Microsoft makes bid for Yahoo
So, the latest in the Microsoft vs Google saga is that the giant Microsoft has made a bold $44.6bn bid for Yahoo in a deal that would create an online advertising colossus big enough and powerful enough to rival market leader Google.
Microsoft arrived rather late in the day to the internet advertising market, and so is keen to gain a good foothold in this area. Microsoft is offering Yahoo shareholders a tempting $31 a share, and this deal would be one of the largest dotcom takeovers since the merger of AOL and Time Warner.
Only last year Yahoo turned down an offer from Microsoft. Microsoft’s chief executive, Steve Ballmer, says:
“Our companies really do share a vision for the potential of online services and advertising specifically. When you combine the strengths of our two companies the result will be an incredibly efficient and competitive offering for consumers, for advertisers and for publishers.
“A year ago the Yahoo management team told us it was not really the right time to discuss an acquisition, we believed then in the benefits of combining the two companies and we believe now in those benefits more than ever.”
Yahoo said that it had received the unsolicited proposal and that its board would evaluate it carefully, bearing in mind the interests of its sharholders.
This news has boosted share prices in London, with the FTSE 100 going back through the 6,000 level. And on Wall Street, shares in Yahoo have risen by almost 50%, to $28.26, while Microsoft has fallen by 5% to $30.94. Google too has dropped by 9% to $512.90.

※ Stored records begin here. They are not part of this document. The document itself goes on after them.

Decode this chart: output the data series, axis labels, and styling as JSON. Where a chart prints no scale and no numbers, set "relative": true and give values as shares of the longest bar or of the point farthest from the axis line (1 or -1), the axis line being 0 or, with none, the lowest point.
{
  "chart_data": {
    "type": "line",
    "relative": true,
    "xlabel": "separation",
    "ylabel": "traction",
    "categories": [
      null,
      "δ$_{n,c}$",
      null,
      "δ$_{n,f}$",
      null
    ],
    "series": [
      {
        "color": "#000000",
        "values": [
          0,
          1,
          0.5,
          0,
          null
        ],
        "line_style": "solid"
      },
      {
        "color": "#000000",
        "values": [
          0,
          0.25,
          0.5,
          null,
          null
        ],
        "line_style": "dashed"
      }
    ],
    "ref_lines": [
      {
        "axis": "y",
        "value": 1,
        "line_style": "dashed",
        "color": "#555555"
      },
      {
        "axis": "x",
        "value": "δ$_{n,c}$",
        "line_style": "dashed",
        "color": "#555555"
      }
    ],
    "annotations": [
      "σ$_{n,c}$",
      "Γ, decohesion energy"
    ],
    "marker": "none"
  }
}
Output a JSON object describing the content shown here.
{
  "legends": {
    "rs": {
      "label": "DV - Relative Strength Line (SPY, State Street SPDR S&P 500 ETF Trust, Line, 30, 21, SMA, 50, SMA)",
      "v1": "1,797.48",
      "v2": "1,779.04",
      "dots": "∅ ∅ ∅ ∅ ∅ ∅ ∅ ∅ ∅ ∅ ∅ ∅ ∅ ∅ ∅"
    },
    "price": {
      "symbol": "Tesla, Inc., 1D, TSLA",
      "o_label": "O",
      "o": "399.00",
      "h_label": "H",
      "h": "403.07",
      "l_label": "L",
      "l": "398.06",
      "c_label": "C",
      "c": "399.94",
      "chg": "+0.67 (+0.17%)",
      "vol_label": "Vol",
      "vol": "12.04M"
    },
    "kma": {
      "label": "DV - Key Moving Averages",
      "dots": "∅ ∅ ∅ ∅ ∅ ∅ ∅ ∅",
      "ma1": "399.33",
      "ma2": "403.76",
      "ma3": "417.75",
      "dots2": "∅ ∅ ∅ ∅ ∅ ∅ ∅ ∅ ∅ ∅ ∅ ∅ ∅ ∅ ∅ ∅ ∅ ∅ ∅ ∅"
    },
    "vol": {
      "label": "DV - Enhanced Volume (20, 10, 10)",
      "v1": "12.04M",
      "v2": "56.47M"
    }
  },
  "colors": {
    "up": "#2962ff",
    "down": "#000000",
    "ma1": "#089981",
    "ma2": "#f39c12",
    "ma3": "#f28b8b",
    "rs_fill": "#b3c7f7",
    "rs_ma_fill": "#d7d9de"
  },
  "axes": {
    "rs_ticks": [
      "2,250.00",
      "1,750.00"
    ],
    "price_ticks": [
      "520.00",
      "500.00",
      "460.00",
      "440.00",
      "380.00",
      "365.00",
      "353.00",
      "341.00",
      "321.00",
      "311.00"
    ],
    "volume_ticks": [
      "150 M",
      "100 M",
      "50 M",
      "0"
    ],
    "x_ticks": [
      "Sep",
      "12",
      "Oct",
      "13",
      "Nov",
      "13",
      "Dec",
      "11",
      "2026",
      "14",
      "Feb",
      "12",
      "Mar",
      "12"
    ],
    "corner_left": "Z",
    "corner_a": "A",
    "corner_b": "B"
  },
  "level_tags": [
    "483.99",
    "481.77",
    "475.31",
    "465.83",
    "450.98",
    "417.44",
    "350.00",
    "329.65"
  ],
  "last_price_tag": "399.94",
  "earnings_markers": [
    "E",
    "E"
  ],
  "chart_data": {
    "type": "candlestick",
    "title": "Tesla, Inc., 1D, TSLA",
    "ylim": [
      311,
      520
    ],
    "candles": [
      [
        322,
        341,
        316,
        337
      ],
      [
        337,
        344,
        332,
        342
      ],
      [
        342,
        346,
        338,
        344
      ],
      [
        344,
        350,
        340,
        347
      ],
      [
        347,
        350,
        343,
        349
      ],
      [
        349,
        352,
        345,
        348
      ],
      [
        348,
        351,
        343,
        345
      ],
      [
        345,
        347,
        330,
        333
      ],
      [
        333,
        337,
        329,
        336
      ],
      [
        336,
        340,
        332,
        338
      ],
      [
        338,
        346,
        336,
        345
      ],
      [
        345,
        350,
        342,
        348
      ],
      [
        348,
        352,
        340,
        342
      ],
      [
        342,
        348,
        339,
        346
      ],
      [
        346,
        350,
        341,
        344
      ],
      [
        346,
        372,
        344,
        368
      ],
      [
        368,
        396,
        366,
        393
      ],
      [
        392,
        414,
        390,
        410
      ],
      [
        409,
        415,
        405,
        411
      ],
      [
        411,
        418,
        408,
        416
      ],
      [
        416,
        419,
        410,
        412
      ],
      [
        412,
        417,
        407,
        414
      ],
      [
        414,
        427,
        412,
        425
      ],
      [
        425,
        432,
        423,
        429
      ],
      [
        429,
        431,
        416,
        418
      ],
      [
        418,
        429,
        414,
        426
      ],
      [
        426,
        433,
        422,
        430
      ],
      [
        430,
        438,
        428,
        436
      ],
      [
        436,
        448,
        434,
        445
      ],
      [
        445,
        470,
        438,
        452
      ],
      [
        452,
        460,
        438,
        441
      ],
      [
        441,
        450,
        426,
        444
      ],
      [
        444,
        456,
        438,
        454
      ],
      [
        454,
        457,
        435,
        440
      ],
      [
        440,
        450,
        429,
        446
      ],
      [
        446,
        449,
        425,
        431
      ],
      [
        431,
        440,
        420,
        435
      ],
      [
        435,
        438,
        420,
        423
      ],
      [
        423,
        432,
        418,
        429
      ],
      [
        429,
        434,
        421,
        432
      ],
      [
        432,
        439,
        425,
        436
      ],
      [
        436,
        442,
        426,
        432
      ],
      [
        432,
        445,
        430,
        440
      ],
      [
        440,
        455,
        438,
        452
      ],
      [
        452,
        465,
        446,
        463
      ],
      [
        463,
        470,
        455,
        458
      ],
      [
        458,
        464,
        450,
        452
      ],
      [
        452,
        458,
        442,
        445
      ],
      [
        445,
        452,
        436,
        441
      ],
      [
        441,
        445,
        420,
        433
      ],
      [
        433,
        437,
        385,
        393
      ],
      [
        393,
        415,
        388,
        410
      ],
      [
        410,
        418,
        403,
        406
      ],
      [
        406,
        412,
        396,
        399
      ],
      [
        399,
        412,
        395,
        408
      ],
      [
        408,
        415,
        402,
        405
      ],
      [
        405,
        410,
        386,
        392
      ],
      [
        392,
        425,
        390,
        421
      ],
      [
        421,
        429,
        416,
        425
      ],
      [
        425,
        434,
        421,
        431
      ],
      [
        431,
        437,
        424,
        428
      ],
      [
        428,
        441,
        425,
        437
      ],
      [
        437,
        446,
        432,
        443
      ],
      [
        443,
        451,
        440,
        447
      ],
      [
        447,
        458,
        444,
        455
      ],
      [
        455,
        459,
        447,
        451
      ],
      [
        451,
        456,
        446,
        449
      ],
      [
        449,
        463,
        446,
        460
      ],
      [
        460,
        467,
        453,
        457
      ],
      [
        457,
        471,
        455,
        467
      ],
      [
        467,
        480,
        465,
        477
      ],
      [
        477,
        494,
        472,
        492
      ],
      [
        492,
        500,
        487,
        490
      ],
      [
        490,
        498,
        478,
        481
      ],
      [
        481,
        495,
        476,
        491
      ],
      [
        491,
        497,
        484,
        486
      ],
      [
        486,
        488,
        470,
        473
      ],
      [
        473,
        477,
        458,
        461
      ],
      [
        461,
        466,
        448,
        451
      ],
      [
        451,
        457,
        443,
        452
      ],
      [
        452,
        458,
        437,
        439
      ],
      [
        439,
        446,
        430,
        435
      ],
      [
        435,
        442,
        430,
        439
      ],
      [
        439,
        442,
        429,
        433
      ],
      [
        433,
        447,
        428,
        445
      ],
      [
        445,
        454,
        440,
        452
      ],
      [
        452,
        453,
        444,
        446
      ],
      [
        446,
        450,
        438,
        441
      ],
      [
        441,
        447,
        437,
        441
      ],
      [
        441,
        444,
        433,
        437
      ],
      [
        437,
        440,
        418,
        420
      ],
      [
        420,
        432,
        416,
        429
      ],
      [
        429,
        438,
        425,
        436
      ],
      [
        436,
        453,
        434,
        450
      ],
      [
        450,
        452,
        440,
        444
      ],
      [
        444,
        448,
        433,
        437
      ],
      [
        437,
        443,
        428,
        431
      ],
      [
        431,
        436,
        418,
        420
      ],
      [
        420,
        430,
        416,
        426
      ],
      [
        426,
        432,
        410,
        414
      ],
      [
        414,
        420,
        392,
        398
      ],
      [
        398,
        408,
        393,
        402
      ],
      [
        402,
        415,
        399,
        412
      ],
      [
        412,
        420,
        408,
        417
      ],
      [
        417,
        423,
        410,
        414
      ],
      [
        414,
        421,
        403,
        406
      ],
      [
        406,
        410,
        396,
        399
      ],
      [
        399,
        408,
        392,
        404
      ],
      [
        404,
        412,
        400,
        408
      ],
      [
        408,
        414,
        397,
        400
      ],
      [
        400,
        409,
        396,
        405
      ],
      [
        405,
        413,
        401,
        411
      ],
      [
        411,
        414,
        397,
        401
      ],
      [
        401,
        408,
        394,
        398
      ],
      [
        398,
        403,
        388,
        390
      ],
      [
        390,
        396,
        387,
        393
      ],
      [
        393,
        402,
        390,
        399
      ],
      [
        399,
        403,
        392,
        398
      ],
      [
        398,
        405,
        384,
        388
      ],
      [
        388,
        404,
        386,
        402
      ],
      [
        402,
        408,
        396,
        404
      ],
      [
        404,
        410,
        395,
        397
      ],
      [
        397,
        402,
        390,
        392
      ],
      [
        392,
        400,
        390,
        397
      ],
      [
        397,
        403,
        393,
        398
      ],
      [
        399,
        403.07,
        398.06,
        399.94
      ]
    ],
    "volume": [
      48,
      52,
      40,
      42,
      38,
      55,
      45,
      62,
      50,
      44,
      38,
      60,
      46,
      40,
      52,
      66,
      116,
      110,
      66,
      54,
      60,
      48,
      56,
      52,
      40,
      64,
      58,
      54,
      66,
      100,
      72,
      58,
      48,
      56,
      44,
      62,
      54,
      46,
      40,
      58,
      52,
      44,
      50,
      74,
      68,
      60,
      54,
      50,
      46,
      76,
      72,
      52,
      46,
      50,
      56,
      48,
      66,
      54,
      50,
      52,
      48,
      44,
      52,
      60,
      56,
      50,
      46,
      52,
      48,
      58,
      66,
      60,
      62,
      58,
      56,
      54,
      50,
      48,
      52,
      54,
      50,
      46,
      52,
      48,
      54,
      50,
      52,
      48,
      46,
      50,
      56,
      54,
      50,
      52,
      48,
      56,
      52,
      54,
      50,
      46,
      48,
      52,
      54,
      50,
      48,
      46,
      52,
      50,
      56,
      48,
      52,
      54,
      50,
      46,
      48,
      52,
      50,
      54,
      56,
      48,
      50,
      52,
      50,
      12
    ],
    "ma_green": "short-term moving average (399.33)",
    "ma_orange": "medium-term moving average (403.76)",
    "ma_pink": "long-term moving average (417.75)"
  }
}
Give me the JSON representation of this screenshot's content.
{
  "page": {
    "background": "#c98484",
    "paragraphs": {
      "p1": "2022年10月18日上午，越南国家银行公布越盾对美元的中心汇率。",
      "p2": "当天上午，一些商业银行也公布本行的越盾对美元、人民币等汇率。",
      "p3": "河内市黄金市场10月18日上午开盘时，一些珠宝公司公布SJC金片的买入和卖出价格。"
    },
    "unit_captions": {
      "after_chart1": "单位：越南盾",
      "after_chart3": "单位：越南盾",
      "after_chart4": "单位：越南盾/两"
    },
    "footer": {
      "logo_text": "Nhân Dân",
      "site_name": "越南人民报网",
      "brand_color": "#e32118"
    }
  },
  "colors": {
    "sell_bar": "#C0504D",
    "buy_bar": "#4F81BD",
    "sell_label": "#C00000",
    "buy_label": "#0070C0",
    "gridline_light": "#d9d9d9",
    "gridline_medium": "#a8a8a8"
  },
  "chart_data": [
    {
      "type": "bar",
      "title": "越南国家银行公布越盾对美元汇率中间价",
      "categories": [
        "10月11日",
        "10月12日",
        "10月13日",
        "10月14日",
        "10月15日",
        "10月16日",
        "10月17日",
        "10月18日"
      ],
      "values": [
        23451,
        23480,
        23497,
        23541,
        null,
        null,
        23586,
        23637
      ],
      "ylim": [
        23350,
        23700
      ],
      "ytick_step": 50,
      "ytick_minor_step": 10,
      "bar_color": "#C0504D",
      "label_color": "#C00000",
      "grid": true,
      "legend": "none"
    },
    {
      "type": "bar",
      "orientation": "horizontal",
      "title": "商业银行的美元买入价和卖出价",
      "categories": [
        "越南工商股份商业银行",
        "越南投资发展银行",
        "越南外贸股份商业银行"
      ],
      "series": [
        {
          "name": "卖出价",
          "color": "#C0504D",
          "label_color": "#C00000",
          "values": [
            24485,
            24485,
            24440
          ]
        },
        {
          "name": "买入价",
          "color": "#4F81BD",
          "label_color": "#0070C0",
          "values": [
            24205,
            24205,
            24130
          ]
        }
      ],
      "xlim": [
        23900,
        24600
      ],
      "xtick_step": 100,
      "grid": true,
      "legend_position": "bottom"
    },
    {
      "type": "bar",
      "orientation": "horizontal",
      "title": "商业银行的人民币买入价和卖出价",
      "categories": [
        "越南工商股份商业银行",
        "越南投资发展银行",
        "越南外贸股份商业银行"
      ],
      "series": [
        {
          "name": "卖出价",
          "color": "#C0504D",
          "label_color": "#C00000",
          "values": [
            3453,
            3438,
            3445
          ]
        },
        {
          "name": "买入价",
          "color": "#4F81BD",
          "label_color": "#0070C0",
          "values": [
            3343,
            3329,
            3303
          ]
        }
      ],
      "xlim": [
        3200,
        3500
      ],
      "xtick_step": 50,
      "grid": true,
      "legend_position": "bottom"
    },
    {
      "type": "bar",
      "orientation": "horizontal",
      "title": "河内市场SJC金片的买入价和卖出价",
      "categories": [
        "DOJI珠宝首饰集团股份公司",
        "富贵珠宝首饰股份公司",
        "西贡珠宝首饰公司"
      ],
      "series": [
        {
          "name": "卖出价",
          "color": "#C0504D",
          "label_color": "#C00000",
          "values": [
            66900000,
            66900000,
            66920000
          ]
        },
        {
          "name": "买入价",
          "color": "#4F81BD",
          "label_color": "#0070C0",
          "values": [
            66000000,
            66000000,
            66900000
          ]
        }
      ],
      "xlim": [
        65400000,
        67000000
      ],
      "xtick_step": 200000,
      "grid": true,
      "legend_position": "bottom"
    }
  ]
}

It seems that Yahoo’s position has weakened somewhat over the past year with repeated delays to the launch of its new advertising platform Panama, and plans to axe 1,000 jobs following a drop in profits.
Meanwhile Google has, as ever, surged ahead in the online search market, and additionally has made moves into the wider online advertising market.
All this just confirms that, for the big players at least, online advertising is definitely where it is happening at the moment. And, especially where Microsoft and Google are concerned, it’s always intriguing to see what happens next.